MONTVILLE TOWNSHIP, NJ (Morris County) – Gerald “Gerry” Gemian, a World War II veteran who turned 100 years old this past summer, was honored Wednesday by the Morris County Board of County Commissioners at a celebration organized by more than two dozen friends and fellow veterans at the Montville Memorial VFW Post 5481.
Commissioner Thomas Mastrangelo presented the veteran with a special Morris County “Resolution of Honor” that recognized not only his 100th Birthday on Aug. 25, but also his military service to the people of the United States.
“Thank you. Thank you very much. I’m honored,” Gemian said, as the group sat down to a luncheon hosted by the Commissioner.

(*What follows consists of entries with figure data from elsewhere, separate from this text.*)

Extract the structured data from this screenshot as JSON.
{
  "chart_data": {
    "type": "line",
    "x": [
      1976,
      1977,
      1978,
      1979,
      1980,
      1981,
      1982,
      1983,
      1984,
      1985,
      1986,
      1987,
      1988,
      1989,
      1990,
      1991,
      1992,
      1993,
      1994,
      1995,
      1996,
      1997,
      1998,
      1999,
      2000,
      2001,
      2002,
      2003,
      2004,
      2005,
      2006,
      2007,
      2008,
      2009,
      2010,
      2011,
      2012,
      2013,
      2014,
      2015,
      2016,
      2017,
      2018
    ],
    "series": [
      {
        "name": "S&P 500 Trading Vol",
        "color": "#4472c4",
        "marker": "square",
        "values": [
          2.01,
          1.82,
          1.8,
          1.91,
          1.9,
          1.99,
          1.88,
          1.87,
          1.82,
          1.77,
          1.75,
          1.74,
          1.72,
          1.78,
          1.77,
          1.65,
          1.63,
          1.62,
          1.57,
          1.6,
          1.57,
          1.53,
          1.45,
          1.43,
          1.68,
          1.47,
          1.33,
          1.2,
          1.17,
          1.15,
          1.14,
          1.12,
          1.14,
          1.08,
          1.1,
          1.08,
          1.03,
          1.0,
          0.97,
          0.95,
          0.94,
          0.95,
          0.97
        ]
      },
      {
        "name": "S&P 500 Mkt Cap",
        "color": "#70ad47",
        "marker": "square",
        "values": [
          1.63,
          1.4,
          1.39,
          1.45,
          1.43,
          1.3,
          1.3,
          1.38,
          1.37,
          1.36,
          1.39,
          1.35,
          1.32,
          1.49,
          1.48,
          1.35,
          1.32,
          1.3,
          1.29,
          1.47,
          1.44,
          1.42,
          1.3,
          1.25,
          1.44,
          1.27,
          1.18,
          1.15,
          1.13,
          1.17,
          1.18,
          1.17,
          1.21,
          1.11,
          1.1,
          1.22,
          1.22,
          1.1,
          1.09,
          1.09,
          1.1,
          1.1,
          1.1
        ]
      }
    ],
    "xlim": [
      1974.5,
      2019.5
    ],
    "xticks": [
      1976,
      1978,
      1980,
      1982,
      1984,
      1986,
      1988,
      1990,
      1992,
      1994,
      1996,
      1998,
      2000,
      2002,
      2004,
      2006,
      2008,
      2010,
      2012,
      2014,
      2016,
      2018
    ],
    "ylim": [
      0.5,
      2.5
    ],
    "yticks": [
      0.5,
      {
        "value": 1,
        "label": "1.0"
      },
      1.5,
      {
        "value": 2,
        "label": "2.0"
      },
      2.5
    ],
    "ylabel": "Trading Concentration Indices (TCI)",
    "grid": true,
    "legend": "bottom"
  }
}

“We need to thank you, Gerry. We need to thank you and your entire generation for the sacrifices you made in defense of our nation,” Mastrangelo said. “On behalf of the County Board of Commissioners, I present you with this resolution.”
Gemian was joined by his son, Gary Gemian, a Lincoln Park councilman. The group of friends and fellow veterans also posed for photos next to a tank outside the VFW Hall.
Gemian enlisted in the U.S. Army in 1942, and served in WWII as a combat radio operator, Staff Sergeant Technician 3rd Grade in the Central Pacific theater from 1942 to 1945 with the Joint Assault Signal Company. He was attached to the 7th, 27th and 81st U.S. Army Divisions, as well as with the 1st, 2nd and 4th U.S. Marine Divisions during his tours against Japanese forces, which included the Marshall Islands Campaign and the invasions of both the Kwajalein and Eniwetok Atoll Groups.
It was some of the bloodiest and deadliest episodes of the entire war, and Gemian’s service included landings in the Mariana Islands and Palau Islands during the “Island Hopping” campaign of Admiral Chester William Nimitz, Commander in Chief of the Pacific Ocean Areas. But Gemian managed to survive without being wounded.
When asked by a CBS News reporter this summer about his longevity and never being wounded, despite multiple battles, Gemian said, “One thing that always sustained me is: keep going, keep going. No matter what happens, or what the hell happened, I always managed to move somehow or another.”
While transitioning out of military service, Gemian married his wife, Liz, and the couple moved in 1977 to Montville, where she later passed in 2021 at the age of 98. Gemian worked in the defense industry after the war, establishing a career at Curtis-Wright Corporation and ITT Avionics in contract administration.
The Board of County Commissioners “Resolution of Honor” declared that Gemian’s words about “keep going” should serve as an inspiration to us all. The resolution also said he must be congratulated on his longevity, commended for his distinguished military service and blessed with continued long life and happiness.